Sunday, October 16, 2011

Let's talk about your hardest quilt..

or, your biggest accomplishment.

Thank you to everyone who contributed to last week's talking topic, I wasn't surprised to see that we all love shopping, but it was interesting to hear what parts of the process drive us to "make" the quilts we do.  (I still can't believe some of you enjoy cutting, uugh!)

This week please write a post (and share a photo?) of the quilt you are most proud of, the one you worked the hardest (longest?) on, that you were really happy to finally put in that last stitch and call it done.

Tell us its story, from start to finish, and let us know where the treasured quilt resides now.
If you don't have a chance to write a post (or aren't a member of the blog), please write some comments on this week's posts to encourage us all to push through the harder parts and get it finished so we can appreciate a new quilt in the world.

for me.. my  biggest labor of love (of the ones I've actually finished..) would be this one:

My T-shirt Quilt (2010)
Made from t-shirts collected from 1990-2005, this quilt represents 15 years of my life.  Childhood, high school, college, studying and living in Japan, meeting my husband, moving up an down the east coast.. and pieced in with all the shirts are my favorite fabrics from 1998-2007.  Like this one with the little fish:
and the fold-dyed Japanese one.  I was never a huge fan of t-shirt quilts, but I am a supporter of preserving material culture and personal histories (um, quilter), and I couldn't bring myself to throw away or donate any of these shirts, like this one from my traveling drama troupe in Hokkaido:
My life changed a lot in my 20s, and certain decisions set me on a path I couldn't have predicted.  A lot of  teenage dreams were set aside in exchange for options I hadn't thought possible.  But still, old dreams die hard.  For me, putting these t-shirts into a quilt gave me some closure on a chapter of my life I was sad to see end.

It's not my favorite quilt, but I'm really happy it's done, and I think 15~30 years from now I will really appreciate having made it.  Right now, it is folded on the quiltrack in my bedroom, and we put it on the bed in the coldest winter months, underneath this one.  I don't really show it off, but it's warm, and it's nice to keep the memories all in one place.

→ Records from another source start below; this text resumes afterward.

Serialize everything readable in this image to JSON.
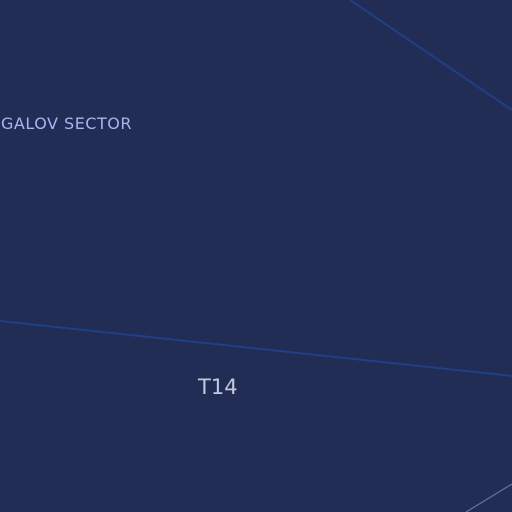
{
  "map": {
    "sector_label": "GALOV SECTOR",
    "system_label": "T14",
    "colors": {
      "background": "#222d55",
      "route_line": "#1e3f8a",
      "edge_line": "#6a7399",
      "sector_text": "#a9b3f2",
      "system_text": "#c3c8de"
    }
  }
}
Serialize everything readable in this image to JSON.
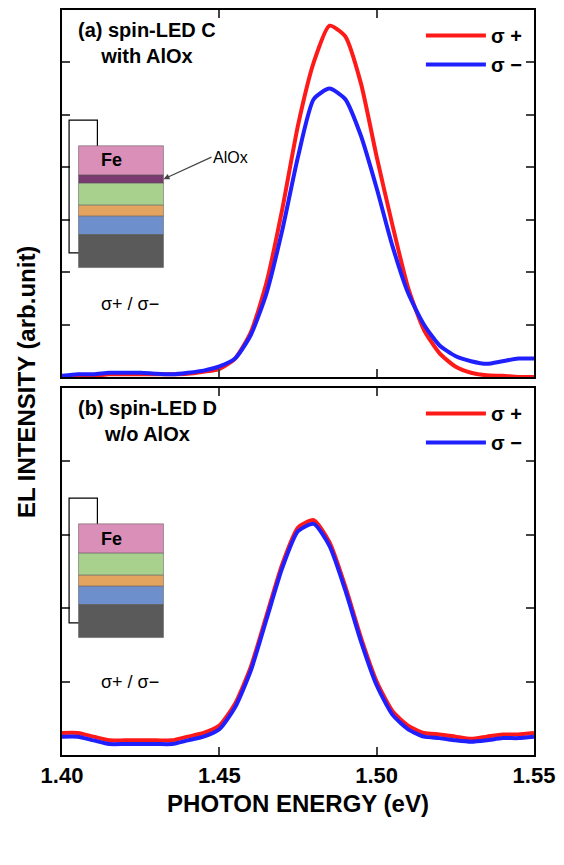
{
  "chart_data": [
    {
      "type": "line",
      "title": "(a) spin-LED C\nwith AlOx",
      "ylabel": "EL INTENSITY (arb.unit)",
      "x": [
        1.4,
        1.405,
        1.41,
        1.415,
        1.42,
        1.425,
        1.43,
        1.435,
        1.44,
        1.445,
        1.45,
        1.455,
        1.46,
        1.465,
        1.47,
        1.475,
        1.48,
        1.485,
        1.49,
        1.495,
        1.5,
        1.505,
        1.51,
        1.515,
        1.52,
        1.525,
        1.53,
        1.535,
        1.54,
        1.545,
        1.55
      ],
      "series": [
        {
          "name": "σ +",
          "color": "#ff1a1a",
          "values": [
            0,
            0.02,
            0.02,
            0.05,
            0.05,
            0.05,
            0.05,
            0.05,
            0.06,
            0.1,
            0.15,
            0.35,
            0.85,
            1.8,
            3.2,
            4.8,
            6.0,
            6.7,
            6.5,
            5.6,
            4.2,
            2.9,
            1.7,
            0.9,
            0.45,
            0.2,
            0.08,
            0.03,
            0.02,
            0,
            0
          ]
        },
        {
          "name": "σ −",
          "color": "#2020ff",
          "values": [
            0.02,
            0.05,
            0.05,
            0.08,
            0.08,
            0.08,
            0.06,
            0.05,
            0.08,
            0.12,
            0.2,
            0.35,
            0.8,
            1.6,
            2.8,
            4.2,
            5.3,
            5.5,
            5.3,
            4.6,
            3.6,
            2.5,
            1.6,
            1.0,
            0.6,
            0.4,
            0.3,
            0.25,
            0.3,
            0.35,
            0.35
          ]
        }
      ],
      "xlim": [
        1.4,
        1.55
      ],
      "xticks": [
        {
          "value": 1.4,
          "label": "1.40"
        },
        {
          "value": 1.45,
          "label": "1.45"
        },
        {
          "value": 1.5,
          "label": "1.50"
        },
        {
          "value": 1.55,
          "label": "1.55"
        }
      ],
      "ylim": [
        0,
        7
      ],
      "yticks": [
        0,
        1,
        2,
        3,
        4,
        5,
        6,
        7
      ],
      "tick_labels": false,
      "grid": false,
      "legend": "top right",
      "annotations": [
        "Fe",
        "AlOx",
        "σ+ / σ−"
      ]
    },
    {
      "type": "line",
      "title": "(b) spin-LED D\nw/o AlOx",
      "xlabel": "PHOTON ENERGY (eV)",
      "x": [
        1.4,
        1.405,
        1.41,
        1.415,
        1.42,
        1.425,
        1.43,
        1.435,
        1.44,
        1.445,
        1.45,
        1.455,
        1.46,
        1.465,
        1.47,
        1.475,
        1.48,
        1.485,
        1.49,
        1.495,
        1.5,
        1.505,
        1.51,
        1.515,
        1.52,
        1.525,
        1.53,
        1.535,
        1.54,
        1.545,
        1.55
      ],
      "series": [
        {
          "name": "σ +",
          "color": "#ff1a1a",
          "values": [
            0.3,
            0.3,
            0.25,
            0.2,
            0.2,
            0.2,
            0.2,
            0.2,
            0.25,
            0.3,
            0.4,
            0.7,
            1.2,
            1.9,
            2.6,
            3.1,
            3.2,
            2.9,
            2.3,
            1.6,
            1.0,
            0.6,
            0.4,
            0.3,
            0.28,
            0.25,
            0.22,
            0.25,
            0.28,
            0.28,
            0.3
          ]
        },
        {
          "name": "σ −",
          "color": "#2020ff",
          "values": [
            0.25,
            0.25,
            0.2,
            0.15,
            0.15,
            0.15,
            0.15,
            0.15,
            0.2,
            0.25,
            0.35,
            0.65,
            1.15,
            1.85,
            2.55,
            3.05,
            3.15,
            2.85,
            2.25,
            1.55,
            0.95,
            0.55,
            0.35,
            0.25,
            0.23,
            0.2,
            0.18,
            0.2,
            0.23,
            0.23,
            0.25
          ]
        }
      ],
      "xlim": [
        1.4,
        1.55
      ],
      "xticks": [
        {
          "value": 1.4,
          "label": "1.40"
        },
        {
          "value": 1.45,
          "label": "1.45"
        },
        {
          "value": 1.5,
          "label": "1.50"
        },
        {
          "value": 1.55,
          "label": "1.55"
        }
      ],
      "ylim": [
        0,
        5
      ],
      "yticks": [
        0,
        1,
        2,
        3,
        4,
        5
      ],
      "tick_labels": "x",
      "grid": false,
      "legend": "top right",
      "annotations": [
        "Fe",
        "σ+ / σ−"
      ]
    }
  ]
}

  1. Difficult quilts are my forte. So among the difficult I have chosen to mention a collaboration which has received the most acclaim. For a competition I worked with a
    colleague, Rhona Triggs, on a Pennsylvania
    Dutch sampler which remains today the
    favorite of many. By working in collaboration
    both shared the work and the tastes and proclivities of the makers and made possible
    an end product neither of us could have achieved
    singly. And the combining of fabric and resources only added to the whole. It was a rewarding experience in so many ways; one I
    hope to repeat. chrome://imagetools/content/html/index.html?s1330d0aaa84s0::165

  2. My most challenging quilt was my Millennium quilt. I started it in 1998 or 1999 and the goal was to use 2000 different fabric with fabric from every decade in the 20th century. I worked on it and had quite a few tumbler patches sewn together and then other things came along and I quit working on it. In 2010 I decided I wanted to finish it. With the help of Karen of The Salvage Blog getting me in touch with quilters around the world. These wonderful ladies sent me fabric so I could finish this piece as I had run out of prints. I worked steady on this piece last spring and early summer. The quilt was getting big and more difficult to handle. After pin basting using over 1,000 safety ping, I spent over 60 hours machine quilting it. It was a lot of quilt to get under my 1475 Pfaff. I finally finished it and posted it on my blog June 7, 2010. It turned out 8' x 10'. Since I am doing remodeling work in every room of the house it is in a closet right now. After I get the house done I will have to find a place to display it. I am so glad I finished this project and I am grateful to the quilters that sent me fabric.

  3. Love this Jess. Makes me wish I'd saved more t-shirts, but then I bet I'd put them all on the back of the quilt so I wouldn't have to be embarrassed by some band shirts in particular!